Hijab Debate Alarms Spanish Muslims


Junior Member
Hijab Debate Alarms Spanish Muslims

By Al-Amin Andalusi, IOL Correspondent

The Spanish government has called for a debate on the wearing of religious insignia in public places.
MADRID — The Spanish government's decision to debate the issue of religious symbols, including hijab, in public institutions has sent shockwaves through the sizable Muslim minority fearing a repeat of the French nightmare.

"Muslims oppose any restrictions on religious freedoms and demand respect for symbols that reflect religious identities," the Federation of Islamic religious entities (FEERI), said in a statement obtained by IslamOnline.net.

The government has earlier this week announced intention to launch a debate on the wearing of religious insignia in public institutions.

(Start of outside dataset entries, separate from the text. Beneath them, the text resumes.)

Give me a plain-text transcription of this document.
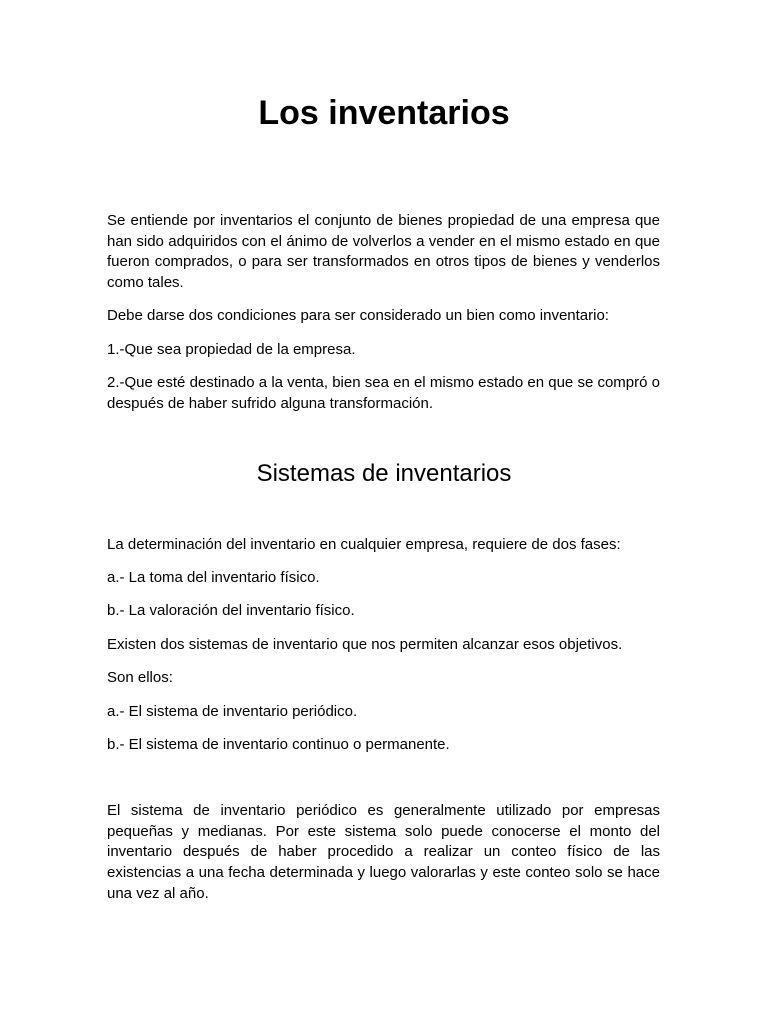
Los inventarios

Se entiende por inventarios el conjunto de bienes propiedad de una empresa que han sido adquiridos con el ánimo de volverlos a vender en el mismo estado en que fueron comprados, o para ser transformados en otros tipos de bienes y venderlos como tales.

Debe darse dos condiciones para ser considerado un bien como inventario:

1.-Que sea propiedad de la empresa.

2.-Que esté destinado a la venta, bien sea en el mismo estado en que se compró o después de haber sufrido alguna transformación.

Sistemas de inventarios

La determinación del inventario en cualquier empresa, requiere de dos fases:

a.- La toma del inventario físico.

b.- La valoración del inventario físico.

Existen dos sistemas de inventario que nos permiten alcanzar esos objetivos.

Son ellos:

a.- El sistema de inventario periódico.

b.- El sistema de inventario continuo o permanente.

El sistema de inventario periódico es generalmente utilizado por empresas pequeñas y medianas. Por este sistema solo puede conocerse el monto del inventario después de haber procedido a realizar un conteo físico de las existencias a una fecha determinada y luego valorarlas y este conteo solo se hace una vez al año.
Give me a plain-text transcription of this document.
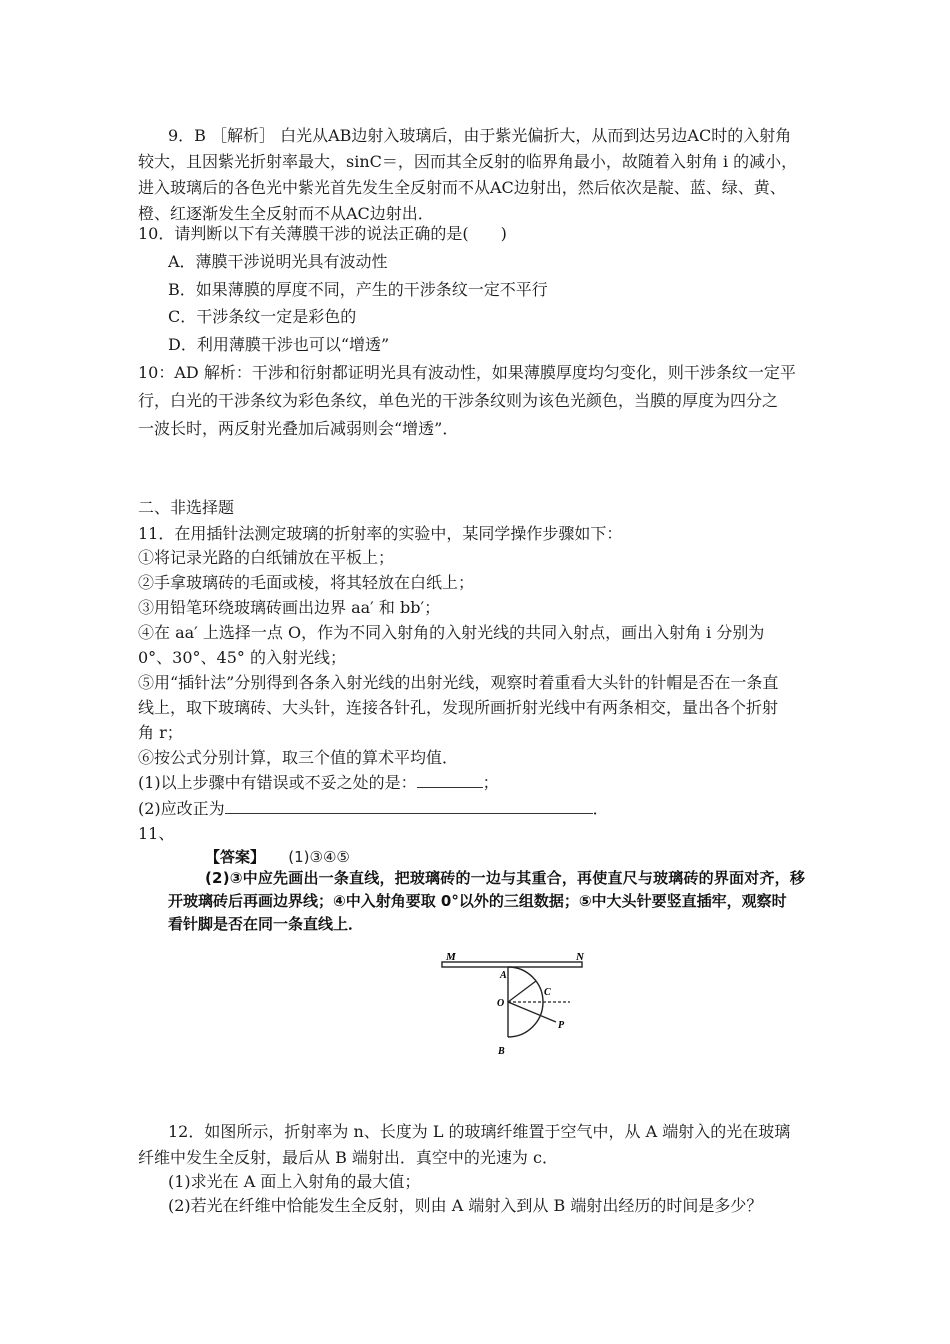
9．B ［解析］ 白光从AB边射入玻璃后，由于紫光偏折大，从而到达另边AC时的入射角
较大，且因紫光折射率最大，sinC＝，因而其全反射的临界角最小，故随着入射角 i 的减小，
进入玻璃后的各色光中紫光首先发生全反射而不从AC边射出，然后依次是靛、蓝、绿、黄、
橙、红逐渐发生全反射而不从AC边射出．
10．请判断以下有关薄膜干涉的说法正确的是(　　)
A．薄膜干涉说明光具有波动性
B．如果薄膜的厚度不同，产生的干涉条纹一定不平行
C．干涉条纹一定是彩色的
D．利用薄膜干涉也可以“增透”
10：AD 解析：干涉和衍射都证明光具有波动性，如果薄膜厚度均匀变化，则干涉条纹一定平
行，白光的干涉条纹为彩色条纹，单色光的干涉条纹则为该色光颜色，当膜的厚度为四分之
一波长时，两反射光叠加后减弱则会“增透”．
二、非选择题
11．在用插针法测定玻璃的折射率的实验中，某同学操作步骤如下：
①将记录光路的白纸铺放在平板上；
②手拿玻璃砖的毛面或棱，将其轻放在白纸上；
③用铅笔环绕玻璃砖画出边界 aa′ 和 bb′；
④在 aa′ 上选择一点 O，作为不同入射角的入射光线的共同入射点，画出入射角 i 分别为
0°、30°、45° 的入射光线；
⑤用“插针法”分别得到各条入射光线的出射光线，观察时着重看大头针的针帽是否在一条直
线上，取下玻璃砖、大头针，连接各针孔，发现所画折射光线中有两条相交，量出各个折射
角 r；
⑥按公式分别计算，取三个值的算术平均值．
(1)以上步骤中有错误或不妥之处的是：	；
(2)应改正为	．
11、
【答案】 (1)③④⑤
(2)③中应先画出一条直线，把玻璃砖的一边与其重合，再使直尺与玻璃砖的界面对齐，移
开玻璃砖后再画边界线；④中入射角要取 0°以外的三组数据；⑤中大头针要竖直插牢，观察时
看针脚是否在同一条直线上．
M	N
A
O
C
P
B
12．如图所示，折射率为 n、长度为 L 的玻璃纤维置于空气中，从 A 端射入的光在玻璃
纤维中发生全反射，最后从 B 端射出．真空中的光速为 c．
(1)求光在 A 面上入射角的最大值；
(2)若光在纤维中恰能发生全反射，则由 A 端射入到从 B 端射出经历的时间是多少？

"The government should not follow the footsteps of some European governments to ban hijab in public places," said FEERI Chairman Abdel-Salam Mansour Escudero.

France has triggered a controversy in 2004 by adopting a bill banning hijab in state schools.

Escudero warned that any government ban on hijab would be a "restriction of personal freedoms".

"It is unacceptable to restrict the civil liberties of individuals who have the right to express their religious beliefs by wearing whatever they wish," he told the ABC newspaper.

Spain has a Muslim minority of about 800,000 people out of a total population of 40 million.

FEERI said it agrees to engage the debate on the wearing of religious insignia.

"This is to prove that Muslims are keen to integrate into society," added the statement.

The Muslim union called for maintaining the "tolerant" atmosphere enjoyed by the Muslim minority in Spain.

A government study found on Thursday, November 23, that the majority of Spanish Muslims were well integrated into society and share Spanish values of freedom and tolerance.

It showed that the majority of them found no obstacles in Spain when it came to practicing their religion.

The southern European country has recognized Islam through the law of religious freedom, issued in July 1967.

The government's proposal has drawn backing from Christian and Jewish community leaders.

The Catholic Church backs a ban on hijab in public places as a symbol of women oppression.

Islam sees hijab as an obligatory code of dress, not a religious symbol displaying one’s affiliations.